Barely west of the zenith, spot Andromeda’s high foot: 2nd-magnitude Gamma Andromedae (Almach), slightly orange. Andromeda is standing on her head. About halfway down from the zenith to the west horizon is the Great Square of Pegasus, balancing on one corner. Andromeda’s head is its top corner. From the bottom corner run the stars outlining Pegasus’s neck and head, ending at his nose: 2nd-magnitude Enif, due west. It too is slightly orange.


■ First-quarter Moon; exact at 1:11 p.m. Eastern Standard Time. Come evening the Moon shines high in dim Pisces, some 10° west of 4th-magnitude al-Rescha, the Knot of the two fishes’ cords.

■ Very high in the southwest some three fists above Jupiter, the Great Square of Pegasus remains tipped on one corner. The Square’s horizontal diagonal points left nearly at the Moon (by about its own length).


■ The big Northern Cross in Cygnus, topped by Deneb, is nearly upright in the west-northwest right after full darkness falls. Another hour or so and it’s standing on the horizon. How straight up it stands depends on your latitude.


■ The Gemini twins lie on their sides these January evenings, left of Orion. Their head stars, Castor and Pollux, are farthest from Orion, one over the other. (Castor is the top one, slightly the fainter of the two.) The Castor figure’s feet are just left of Orion’s very dim, upraised Club.


■ Low in the sunset, Mercury has now faded to be less than twice as bright as Saturn; they’re magnitudes +0.1 and +0.7, respectively. See below. Mercury will be further dimmed with respect to Saturn by the thicker atmospheric extinction at its lower altitude.

■ Auriga the Charioteer rides high these evenings astride the Milky Way, awaiting your eyes and scope. Use Ken Hewitt-White’s “Suburban Stargazer” guide with its chart of telescopic targets in central Auriga (working out from the Leaping Minnow and False Minnow asterisms) in the January Sky & Telescope, page 54.

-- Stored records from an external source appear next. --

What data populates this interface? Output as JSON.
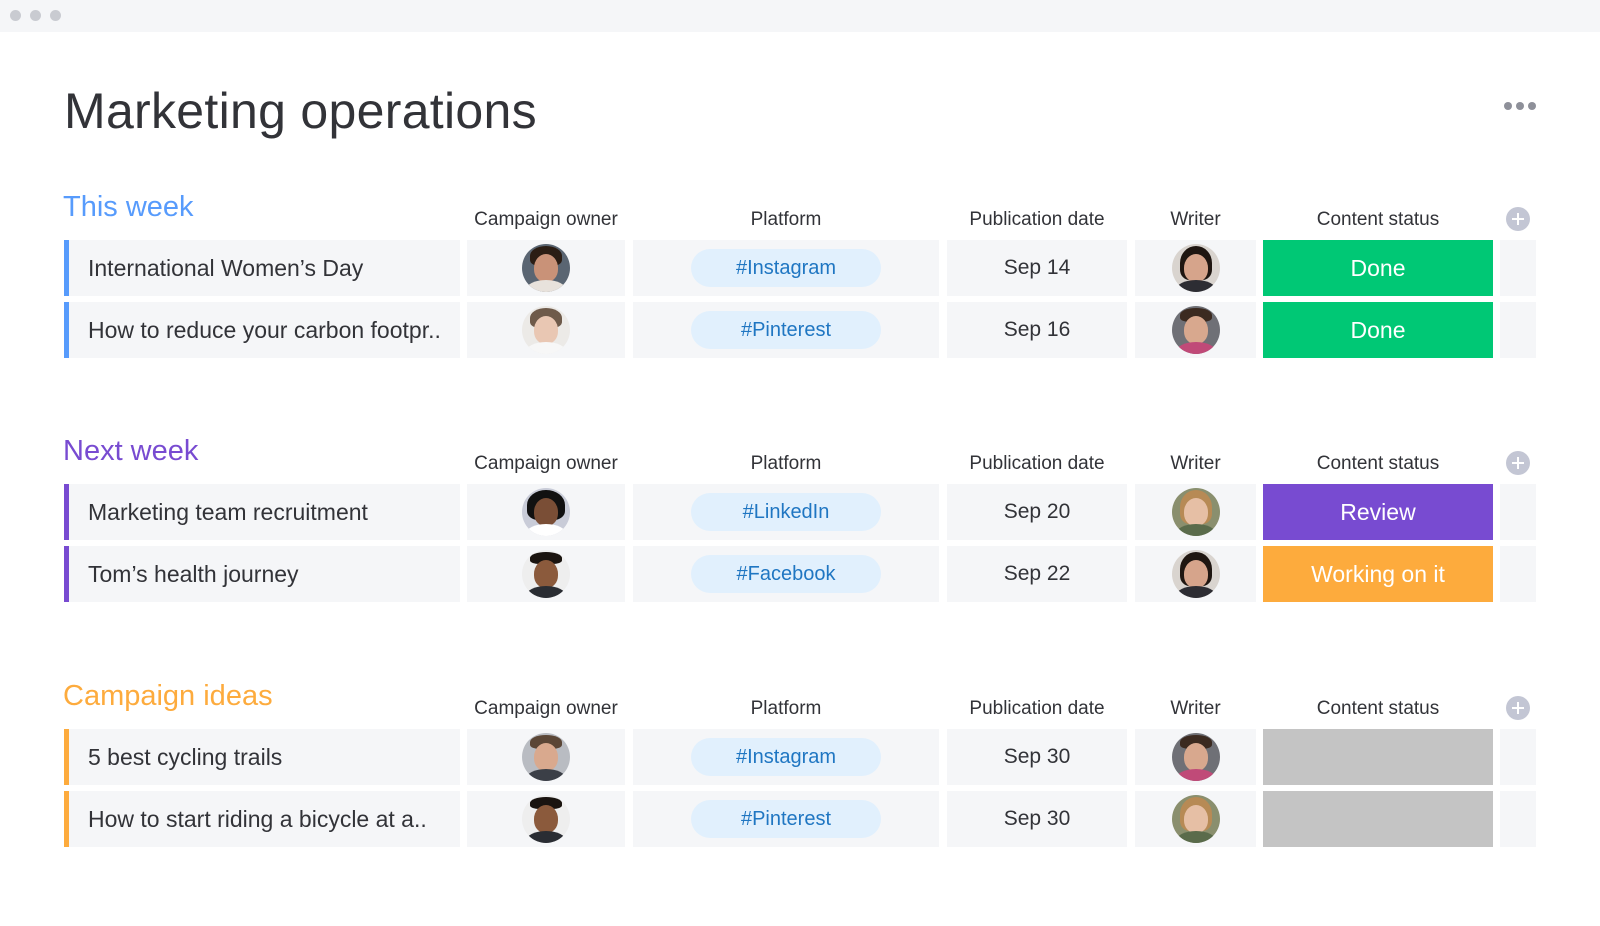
{
  "app": {
    "title": "Marketing operations"
  },
  "columns": {
    "owner": "Campaign owner",
    "platform": "Platform",
    "date": "Publication date",
    "writer": "Writer",
    "status": "Content status"
  },
  "colors": {
    "this_week": "#579bfc",
    "next_week": "#784bd1",
    "campaign_ideas": "#fdab3d",
    "done": "#00c875",
    "review": "#784bd1",
    "working": "#fdab3d",
    "empty": "#c4c4c4"
  },
  "groups": [
    {
      "title": "This week",
      "color": "#579bfc",
      "rows": [
        {
          "name": "International Women’s Day",
          "owner_avatar": "avatar-woman-dark-hair",
          "platform": "#Instagram",
          "date": "Sep 14",
          "writer_avatar": "avatar-woman-long-dark-hair",
          "status": "Done",
          "status_color": "#00c875"
        },
        {
          "name": "How to reduce your carbon footpr..",
          "owner_avatar": "avatar-woman-light-hair",
          "platform": "#Pinterest",
          "date": "Sep 16",
          "writer_avatar": "avatar-man-beard",
          "status": "Done",
          "status_color": "#00c875"
        }
      ]
    },
    {
      "title": "Next week",
      "color": "#784bd1",
      "rows": [
        {
          "name": "Marketing team recruitment",
          "owner_avatar": "avatar-woman-curly-hair",
          "platform": "#LinkedIn",
          "date": "Sep 20",
          "writer_avatar": "avatar-woman-blonde",
          "status": "Review",
          "status_color": "#784bd1"
        },
        {
          "name": "Tom’s health journey",
          "owner_avatar": "avatar-man-dark",
          "platform": "#Facebook",
          "date": "Sep 22",
          "writer_avatar": "avatar-woman-long-dark-hair",
          "status": "Working on it",
          "status_color": "#fdab3d"
        }
      ]
    },
    {
      "title": "Campaign ideas",
      "color": "#fdab3d",
      "rows": [
        {
          "name": "5 best cycling trails",
          "owner_avatar": "avatar-man-short-hair",
          "platform": "#Instagram",
          "date": "Sep 30",
          "writer_avatar": "avatar-man-beard",
          "status": "",
          "status_color": "#c4c4c4"
        },
        {
          "name": "How to start riding a bicycle at a..",
          "owner_avatar": "avatar-man-dark",
          "platform": "#Pinterest",
          "date": "Sep 30",
          "writer_avatar": "avatar-woman-blonde",
          "status": "",
          "status_color": "#c4c4c4"
        }
      ]
    }
  ]
}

■ Zero-magnitude Capella high overhead, and equally bright Rigel in Orion’s foot, have almost the same right ascension. This means they cross your sky’s meridian at almost exactly the same time: around 9 or 10 p.m. now, depending on how far east or west you live in your time zone. So whenever Capella passes its very highest, Rigel always marks true south over your landscape, and vice versa.

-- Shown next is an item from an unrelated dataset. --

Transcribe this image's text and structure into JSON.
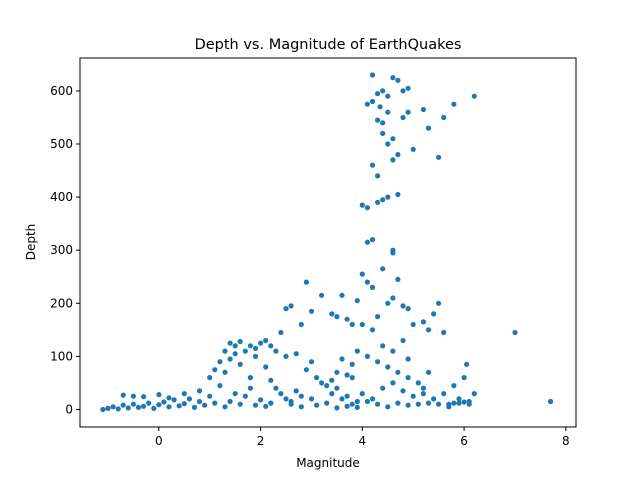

Capella goes exactly through your zenith if you’re at latitude 46° north: Portland, Oregon; Montreal; central France.


■ Here it is the coldest very bottom of the year, but the Summer Star, Vega, is still barely hanging in. Look for it twinkling over the northwest horizon during and shortly after nightfall. The farther north you are the higher it will be. If you’re as far south as Florida, it’s already gone.